Pékin a répliqué mercredi aux taxes imposées par Bruxelles sur le solaire chinois en lançant une enquête antidumping sur les vins importés de l’Union européenne (UE). Le spectre d’une guerre commerciale entre la Chine et le Vieux Continent a également été agité.

«Le gouvernement chinois a lancé une procédure antidumping et anti-subventions visant les vins de l’Union européenne», a indiqué le Ministère chinois du commerce, au lendemain de la décision de la Commission européenne d’instaurer des taxes provisoires sur le solaire chinois. Quelques heures plus tôt, l’agence de presse officielle Chine nouvelle avait prévenu que les taxes «punitives» annoncées par l’UE n’étaient «pas susceptibles d’inciter à une réponse amicale de la Chine».

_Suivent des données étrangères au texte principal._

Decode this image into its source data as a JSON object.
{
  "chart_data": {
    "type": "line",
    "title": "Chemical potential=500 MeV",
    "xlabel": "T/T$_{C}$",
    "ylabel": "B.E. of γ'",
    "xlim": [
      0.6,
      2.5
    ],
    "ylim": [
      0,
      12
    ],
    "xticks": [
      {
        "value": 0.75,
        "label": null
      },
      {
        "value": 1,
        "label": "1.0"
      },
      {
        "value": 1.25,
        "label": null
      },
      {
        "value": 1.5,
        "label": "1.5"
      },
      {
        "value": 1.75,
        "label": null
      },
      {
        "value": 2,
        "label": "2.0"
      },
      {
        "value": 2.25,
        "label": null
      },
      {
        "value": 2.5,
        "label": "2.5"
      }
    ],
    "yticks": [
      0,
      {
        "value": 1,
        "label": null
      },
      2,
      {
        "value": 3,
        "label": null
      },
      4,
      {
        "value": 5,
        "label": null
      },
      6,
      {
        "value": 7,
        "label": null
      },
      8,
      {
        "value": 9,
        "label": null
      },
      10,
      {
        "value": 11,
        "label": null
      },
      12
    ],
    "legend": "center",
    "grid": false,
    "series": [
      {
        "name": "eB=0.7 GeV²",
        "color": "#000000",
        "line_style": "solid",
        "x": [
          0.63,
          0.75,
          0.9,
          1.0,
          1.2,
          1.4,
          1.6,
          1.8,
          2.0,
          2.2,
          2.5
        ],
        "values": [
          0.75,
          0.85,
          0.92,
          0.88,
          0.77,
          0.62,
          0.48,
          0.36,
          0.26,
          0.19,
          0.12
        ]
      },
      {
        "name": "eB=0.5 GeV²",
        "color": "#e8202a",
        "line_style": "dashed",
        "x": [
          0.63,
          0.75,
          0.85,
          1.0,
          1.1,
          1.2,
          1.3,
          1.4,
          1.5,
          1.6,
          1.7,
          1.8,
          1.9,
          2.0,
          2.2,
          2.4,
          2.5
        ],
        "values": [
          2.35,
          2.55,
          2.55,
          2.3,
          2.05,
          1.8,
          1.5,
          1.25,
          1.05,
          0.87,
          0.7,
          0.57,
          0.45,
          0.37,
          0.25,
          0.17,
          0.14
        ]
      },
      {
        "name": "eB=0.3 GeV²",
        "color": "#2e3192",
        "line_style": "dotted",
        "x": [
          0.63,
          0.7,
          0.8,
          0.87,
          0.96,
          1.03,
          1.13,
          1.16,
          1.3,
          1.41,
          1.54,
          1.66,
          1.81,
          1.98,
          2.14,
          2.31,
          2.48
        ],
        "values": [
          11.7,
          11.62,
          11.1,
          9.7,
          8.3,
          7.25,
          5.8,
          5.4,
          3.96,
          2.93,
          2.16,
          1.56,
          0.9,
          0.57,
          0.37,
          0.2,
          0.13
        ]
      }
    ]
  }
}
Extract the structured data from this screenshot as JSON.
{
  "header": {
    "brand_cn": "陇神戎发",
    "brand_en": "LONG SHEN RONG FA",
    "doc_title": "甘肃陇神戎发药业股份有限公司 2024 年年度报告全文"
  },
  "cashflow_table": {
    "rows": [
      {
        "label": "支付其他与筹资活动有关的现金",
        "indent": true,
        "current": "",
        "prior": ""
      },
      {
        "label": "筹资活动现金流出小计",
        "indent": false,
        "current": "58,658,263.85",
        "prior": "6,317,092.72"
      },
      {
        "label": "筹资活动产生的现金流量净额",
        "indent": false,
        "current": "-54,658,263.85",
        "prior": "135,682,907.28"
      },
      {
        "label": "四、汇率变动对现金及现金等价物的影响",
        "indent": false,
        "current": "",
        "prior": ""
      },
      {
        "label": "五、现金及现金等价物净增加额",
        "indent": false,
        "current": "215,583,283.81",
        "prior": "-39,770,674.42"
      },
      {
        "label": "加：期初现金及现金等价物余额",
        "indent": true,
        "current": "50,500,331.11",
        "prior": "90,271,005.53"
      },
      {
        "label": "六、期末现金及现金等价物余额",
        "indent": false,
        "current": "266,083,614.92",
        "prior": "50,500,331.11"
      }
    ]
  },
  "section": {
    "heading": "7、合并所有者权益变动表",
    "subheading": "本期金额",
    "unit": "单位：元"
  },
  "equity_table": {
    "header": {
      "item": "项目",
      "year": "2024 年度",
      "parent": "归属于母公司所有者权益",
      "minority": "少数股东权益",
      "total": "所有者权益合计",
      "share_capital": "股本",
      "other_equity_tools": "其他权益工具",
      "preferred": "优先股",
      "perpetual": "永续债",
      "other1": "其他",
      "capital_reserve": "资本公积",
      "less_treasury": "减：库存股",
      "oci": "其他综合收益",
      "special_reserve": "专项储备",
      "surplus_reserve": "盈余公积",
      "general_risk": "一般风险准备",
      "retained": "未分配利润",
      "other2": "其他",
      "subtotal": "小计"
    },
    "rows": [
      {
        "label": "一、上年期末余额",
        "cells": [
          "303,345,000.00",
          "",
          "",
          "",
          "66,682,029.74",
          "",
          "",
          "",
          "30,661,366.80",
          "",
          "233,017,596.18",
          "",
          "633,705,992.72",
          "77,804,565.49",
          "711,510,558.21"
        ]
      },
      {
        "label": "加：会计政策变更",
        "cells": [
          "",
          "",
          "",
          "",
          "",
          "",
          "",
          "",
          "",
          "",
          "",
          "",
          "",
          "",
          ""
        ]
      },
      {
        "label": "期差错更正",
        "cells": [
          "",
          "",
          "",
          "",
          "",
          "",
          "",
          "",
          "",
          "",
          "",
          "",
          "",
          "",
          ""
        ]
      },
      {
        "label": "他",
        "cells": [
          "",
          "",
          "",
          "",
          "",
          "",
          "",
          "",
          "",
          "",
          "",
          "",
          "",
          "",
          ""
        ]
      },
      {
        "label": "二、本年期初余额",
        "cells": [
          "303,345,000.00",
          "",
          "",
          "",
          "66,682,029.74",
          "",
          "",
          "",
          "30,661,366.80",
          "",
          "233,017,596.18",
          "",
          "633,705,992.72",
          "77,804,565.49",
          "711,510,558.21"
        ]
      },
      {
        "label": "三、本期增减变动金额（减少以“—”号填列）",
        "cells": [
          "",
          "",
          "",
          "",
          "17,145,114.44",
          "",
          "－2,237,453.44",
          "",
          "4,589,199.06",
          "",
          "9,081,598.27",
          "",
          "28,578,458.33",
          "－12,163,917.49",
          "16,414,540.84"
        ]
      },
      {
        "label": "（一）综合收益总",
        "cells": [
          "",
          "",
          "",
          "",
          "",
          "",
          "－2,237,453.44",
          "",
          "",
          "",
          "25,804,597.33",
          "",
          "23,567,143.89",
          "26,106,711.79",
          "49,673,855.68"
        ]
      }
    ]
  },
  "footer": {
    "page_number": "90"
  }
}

La décision de la Commission européenne risque de faire «dérailler» les relations commerciales entre la Chine et l’UE, a même mis en garde l’agence d’Etat. Pékin a déjà par le passé pris des mesures visant des produits européens en réplique à des décisions européennes d’enquêtes ou de taxes visant des sociétés ou des produits chinois.

Le conflit s’aggrave

«Le conflit est assurément en train de dégénérer», a estimé Yao Wei, une économiste basée à Hongkong pour la Société Générale, en insistant sur les «très fortes» surcapacités de certaines industries chinoises qui sont à l’origine selon elle des problèmes actuels.

L’UE est le principal partenaire commercial de la Chine tandis que pour l’UE, la Chine arrive deuxième, derrière les Etats-Unis. Le montant annuel des exportations de vins et spiritueux européens vers la Chine dépasse 1 milliard d’euros (1,2 milliard de francs). Le premier exportateur européen vers la Chine est la France, avec 140 millions de litres de vin vendus en 2012, pour un montant de 788 millions de dollars, selon les douanes chinoises.

La Commission européenne a annoncé mardi l’instauration de taxes provisoires sur le solaire chinois, malgré les réticences de plusieurs Etats de l’UE et les craintes de représailles commerciales de Pékin.

Mesures progressives

L’exécutif européen a opté pour des mesures progressives: à partir du 6 juin, les taxes seront au taux de 11,8%, et passeront deux mois plus tard à 47,6% en moyenne si la Commission ne parvient pas à trouver un accord avec Pékin.

«La Chine s’oppose vigoureusement aux pressions exercées par l’Europe par le biais de ses taxes injustes visant les produits photovoltaïques chinois», a affirmé mercredi Shen Danyang, porte-parole du Ministère chinois du commerce. «La Chine n’est pas disposée à voir les relations générales entre la Chine et l’Europe se dégrader à cause des frictions commerciales sur le photovoltaïque», a ajouté le ministère.

«Cela apparaît comme une menace de guerre commerciale», a commenté Tao Jingzhou, un associé du cabinet juridique Dechert LLP China. Selon lui, la tactique choisie par Pékin pourrait soit se révéler contre-productive pour l’économie chinoise, soit «modifier le rapport de force à l’œuvre au sein de l’UE».

L’UE divisée

L’Union européenne est en effet apparue divisée sur ces sanctions contre la Chine. En plus des autorités chinoises, la Commission a dû affronter l’Allemagne et 17 autres Etats membres opposés à l’instauration de ces taxes.

Le 10 mai dernier, la Chine avait annoncé lancer une enquête antidumping sur les tubes sans soudure importés de l’UE, du Japon et des Etats-Unis, au surlendemain d’une première proposition de la Commission européenne de lourdement taxer les importations de panneaux solaires chinois.